Things are tough for respondents aged 35 to 49, who make up 30% of the survey, with 83%, up from 79% last year, saying they cannot afford to save. Last year, 4% of them thought they could rely on their business to support them in old age, but that is down to only 1% this year, which tallies with anecdotal evidence of how many smaller businesses shut their doors for good during the pandemic and afterwards.

However, the tough times “have done little to diminish illusions in this group”, the report says. The percentage indicating that retirement is not a priority at this stage of their life more than doubled (from 6% to 13%) and those not planning to retire increased from 9% to 11%.

The 16-to-24 age group showed a significant increase in the number who cannot afford to save, 58%, up from 48% last year, which was itself a big increase on the previous year’s 40%.

“It seems that today’s tough economic reality is hitting this generation and having the knock-on effect of diminishing illusions: significantly fewer in this cohort don’t view retirement saving as a priority this year (30%, down from 37% last year),” the report says.

It also notes that, tough economic times aside, the data continues to show that many South Africans prioritise their current lifestyle, at great expense to their future selves.

More respondents have a retirement plan (of some sort)

What 10X called the “bright spot” in this year’s report is that the share of people surveyed who said they have no retirement plan reverted to the 2019 level of 46%, after reaching 50% last year.

“It remains to be seen whether this is the start of a permanent trend reversal. Irrespective, in absolute terms, the percentage remains alarmingly high and does not portend well for the future.”

By “retirement plan”, the report means a considered and documented savings and investment strategy that will enable savers to accumulate enough money by the time they retire to maintain their standard of living in retirement.

Respondents who said their retirement plan “is a bit vague” increased to 22% after bouncing between 20% and 21% between 2019 and last year.

On the other end of the scale, the percentage of people who said they were executing a properly thought-through retirement plan has remained steady at 8%. That figure improved last year, by a third, from 6% the previous two years, but in a country without meaningful social security, it remains “stupendously low”, the report says.

Combining those who said they have “a pretty good idea” about their retirement plan (23%) with those who have a “thought-through plan” makes for a relatively positive cohort that is growing: 31% of respondents, up from 29% last year, fall into this group.

But the report says that having a “pretty good idea” suggests familiarity rather than insight – not knowing what they don’t know – and hints at the superficial understanding and relaxed approach that many South Africans bring to the subject of retirement planning.
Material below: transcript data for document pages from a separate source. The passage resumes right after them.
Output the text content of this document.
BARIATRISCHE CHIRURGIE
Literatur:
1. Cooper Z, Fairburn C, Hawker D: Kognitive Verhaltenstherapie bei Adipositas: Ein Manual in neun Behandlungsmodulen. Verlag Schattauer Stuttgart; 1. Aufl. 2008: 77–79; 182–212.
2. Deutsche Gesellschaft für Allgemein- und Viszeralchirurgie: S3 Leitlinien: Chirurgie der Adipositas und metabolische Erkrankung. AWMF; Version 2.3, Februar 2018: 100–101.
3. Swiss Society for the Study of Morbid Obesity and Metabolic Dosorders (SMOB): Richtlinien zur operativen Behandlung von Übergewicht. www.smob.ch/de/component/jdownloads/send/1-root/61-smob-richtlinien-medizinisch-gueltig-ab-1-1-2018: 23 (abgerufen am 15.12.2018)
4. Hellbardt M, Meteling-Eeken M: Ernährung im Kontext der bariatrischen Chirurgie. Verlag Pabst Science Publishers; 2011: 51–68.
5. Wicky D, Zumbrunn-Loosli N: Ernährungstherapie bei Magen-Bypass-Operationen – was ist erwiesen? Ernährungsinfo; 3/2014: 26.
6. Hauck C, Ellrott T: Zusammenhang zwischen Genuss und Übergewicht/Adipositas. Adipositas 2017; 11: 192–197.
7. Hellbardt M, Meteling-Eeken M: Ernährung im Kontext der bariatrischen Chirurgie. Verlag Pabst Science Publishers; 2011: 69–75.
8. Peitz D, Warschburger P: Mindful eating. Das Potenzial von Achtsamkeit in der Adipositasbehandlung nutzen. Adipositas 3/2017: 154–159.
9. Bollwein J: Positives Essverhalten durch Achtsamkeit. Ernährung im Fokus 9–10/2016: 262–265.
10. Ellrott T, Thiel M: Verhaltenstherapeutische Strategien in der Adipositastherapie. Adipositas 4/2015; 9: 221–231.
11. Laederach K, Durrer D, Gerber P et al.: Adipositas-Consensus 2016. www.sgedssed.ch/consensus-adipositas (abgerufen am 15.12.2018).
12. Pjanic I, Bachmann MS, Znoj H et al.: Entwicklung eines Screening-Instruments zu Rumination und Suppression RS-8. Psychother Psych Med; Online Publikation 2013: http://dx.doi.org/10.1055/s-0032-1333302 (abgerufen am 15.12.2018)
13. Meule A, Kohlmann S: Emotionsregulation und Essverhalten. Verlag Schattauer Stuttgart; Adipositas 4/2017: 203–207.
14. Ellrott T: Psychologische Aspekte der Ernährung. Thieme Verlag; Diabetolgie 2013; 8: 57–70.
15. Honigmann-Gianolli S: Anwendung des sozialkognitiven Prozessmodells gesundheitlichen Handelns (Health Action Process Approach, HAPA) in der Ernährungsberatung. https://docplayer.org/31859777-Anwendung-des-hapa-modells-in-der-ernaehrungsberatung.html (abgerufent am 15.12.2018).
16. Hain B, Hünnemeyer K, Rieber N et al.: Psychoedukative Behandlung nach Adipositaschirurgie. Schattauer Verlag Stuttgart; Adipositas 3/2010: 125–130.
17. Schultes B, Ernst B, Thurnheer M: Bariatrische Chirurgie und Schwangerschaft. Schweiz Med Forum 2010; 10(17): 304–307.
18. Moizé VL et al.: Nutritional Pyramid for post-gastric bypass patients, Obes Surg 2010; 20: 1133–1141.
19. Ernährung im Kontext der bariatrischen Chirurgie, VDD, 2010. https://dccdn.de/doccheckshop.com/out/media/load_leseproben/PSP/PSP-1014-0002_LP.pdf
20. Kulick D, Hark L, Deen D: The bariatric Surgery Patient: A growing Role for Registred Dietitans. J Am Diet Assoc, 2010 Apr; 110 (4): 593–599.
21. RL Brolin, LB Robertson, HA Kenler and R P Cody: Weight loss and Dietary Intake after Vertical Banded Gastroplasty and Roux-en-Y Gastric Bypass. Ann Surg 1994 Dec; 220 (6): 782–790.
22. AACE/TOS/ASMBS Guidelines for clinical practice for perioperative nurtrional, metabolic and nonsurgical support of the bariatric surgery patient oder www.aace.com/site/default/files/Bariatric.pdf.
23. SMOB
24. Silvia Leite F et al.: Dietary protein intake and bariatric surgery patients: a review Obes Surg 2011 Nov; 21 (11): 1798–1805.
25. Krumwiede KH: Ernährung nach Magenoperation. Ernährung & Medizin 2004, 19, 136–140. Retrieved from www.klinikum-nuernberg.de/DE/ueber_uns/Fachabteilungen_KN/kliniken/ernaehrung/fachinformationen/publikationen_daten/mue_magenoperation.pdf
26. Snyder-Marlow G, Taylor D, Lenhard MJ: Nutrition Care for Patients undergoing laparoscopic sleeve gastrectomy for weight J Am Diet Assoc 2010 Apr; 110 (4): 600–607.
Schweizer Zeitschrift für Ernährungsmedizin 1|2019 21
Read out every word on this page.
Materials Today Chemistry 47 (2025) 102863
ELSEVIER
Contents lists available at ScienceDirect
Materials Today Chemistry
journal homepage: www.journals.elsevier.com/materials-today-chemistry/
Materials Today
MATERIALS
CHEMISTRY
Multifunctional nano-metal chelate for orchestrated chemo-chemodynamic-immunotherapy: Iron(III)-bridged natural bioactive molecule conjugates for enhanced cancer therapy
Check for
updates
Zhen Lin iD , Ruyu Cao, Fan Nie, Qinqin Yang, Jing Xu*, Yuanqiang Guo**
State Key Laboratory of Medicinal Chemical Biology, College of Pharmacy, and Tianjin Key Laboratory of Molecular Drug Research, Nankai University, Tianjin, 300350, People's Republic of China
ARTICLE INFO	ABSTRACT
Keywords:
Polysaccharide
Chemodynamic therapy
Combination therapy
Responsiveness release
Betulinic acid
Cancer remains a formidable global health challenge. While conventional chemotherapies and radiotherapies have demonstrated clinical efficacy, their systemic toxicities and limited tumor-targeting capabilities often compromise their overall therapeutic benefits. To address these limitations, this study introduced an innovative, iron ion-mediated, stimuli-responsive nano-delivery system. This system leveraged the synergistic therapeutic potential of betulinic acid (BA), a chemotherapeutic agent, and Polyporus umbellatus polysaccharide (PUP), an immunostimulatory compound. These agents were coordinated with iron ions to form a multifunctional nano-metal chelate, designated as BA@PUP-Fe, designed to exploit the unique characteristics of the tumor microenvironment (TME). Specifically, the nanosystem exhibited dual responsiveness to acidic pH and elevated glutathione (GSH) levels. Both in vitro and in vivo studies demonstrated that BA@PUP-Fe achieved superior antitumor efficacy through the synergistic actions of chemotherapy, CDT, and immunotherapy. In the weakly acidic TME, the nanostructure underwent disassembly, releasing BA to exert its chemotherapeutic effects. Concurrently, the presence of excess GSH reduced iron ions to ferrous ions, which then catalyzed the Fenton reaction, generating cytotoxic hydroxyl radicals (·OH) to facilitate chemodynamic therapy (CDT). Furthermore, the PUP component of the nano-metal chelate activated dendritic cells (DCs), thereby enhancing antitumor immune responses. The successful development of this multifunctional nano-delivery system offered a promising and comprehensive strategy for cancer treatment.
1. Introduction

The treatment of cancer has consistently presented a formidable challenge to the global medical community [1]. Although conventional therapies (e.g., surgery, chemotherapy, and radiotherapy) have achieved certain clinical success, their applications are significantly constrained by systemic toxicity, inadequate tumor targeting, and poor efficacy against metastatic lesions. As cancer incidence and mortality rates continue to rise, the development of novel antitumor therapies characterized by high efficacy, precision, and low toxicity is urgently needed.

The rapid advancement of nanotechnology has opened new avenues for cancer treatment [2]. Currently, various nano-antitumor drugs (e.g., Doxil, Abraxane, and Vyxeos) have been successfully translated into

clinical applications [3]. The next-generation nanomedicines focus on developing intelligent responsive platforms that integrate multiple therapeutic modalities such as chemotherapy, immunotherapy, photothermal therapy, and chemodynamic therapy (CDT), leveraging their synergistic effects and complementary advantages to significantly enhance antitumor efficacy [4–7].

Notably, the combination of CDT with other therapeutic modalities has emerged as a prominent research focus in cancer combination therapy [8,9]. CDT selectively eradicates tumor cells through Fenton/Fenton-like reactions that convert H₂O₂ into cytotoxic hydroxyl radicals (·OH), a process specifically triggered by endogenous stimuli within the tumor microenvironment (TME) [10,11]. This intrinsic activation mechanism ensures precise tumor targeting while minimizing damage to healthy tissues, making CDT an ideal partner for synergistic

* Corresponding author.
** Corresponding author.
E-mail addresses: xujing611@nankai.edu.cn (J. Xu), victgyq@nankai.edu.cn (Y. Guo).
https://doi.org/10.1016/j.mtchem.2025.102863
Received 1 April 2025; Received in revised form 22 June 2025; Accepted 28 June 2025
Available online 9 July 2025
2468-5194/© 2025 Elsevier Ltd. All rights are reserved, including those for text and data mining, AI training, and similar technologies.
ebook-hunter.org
“That people tend to prefer these middle-of-the road self-assessments – ‘vague idea’ and ‘pretty good idea’ – without fully committing to where they stand on this subject, and how they feel about their retirement plan, probably talks to the general lack of engagement,” it says.

Most people leave saving too late

A reason for the lack of planning is that people under-estimate how long it takes to save for a comfortable retirement. Most people think they can leave saving to the final 20 or 30 years of their working lives is a significant contributing factor to South Africa’s retirement crisis, the report says.

About a quarter of respondents believe a comfortable retirement can be achieved with a savings rate of under 10%. The recommended rate for a 40-year working life is at least 15%. Skimping on that additional savings is a terrible trade-off, because what they might gain in the short-term (5% to 10% more take-home pay) means they miss out on receiving 50% more income in retirement.

Thanks to the benefit of compounding, small amounts invested in a well-diversified high-equity fund at a low cost will grow to amounts that might be difficult to imagine at the start of a savings programme.

“Education, and a cultural change based on the understanding of the difference it makes to start saving at a younger age, would potentially unlock massive positive change,” the report says.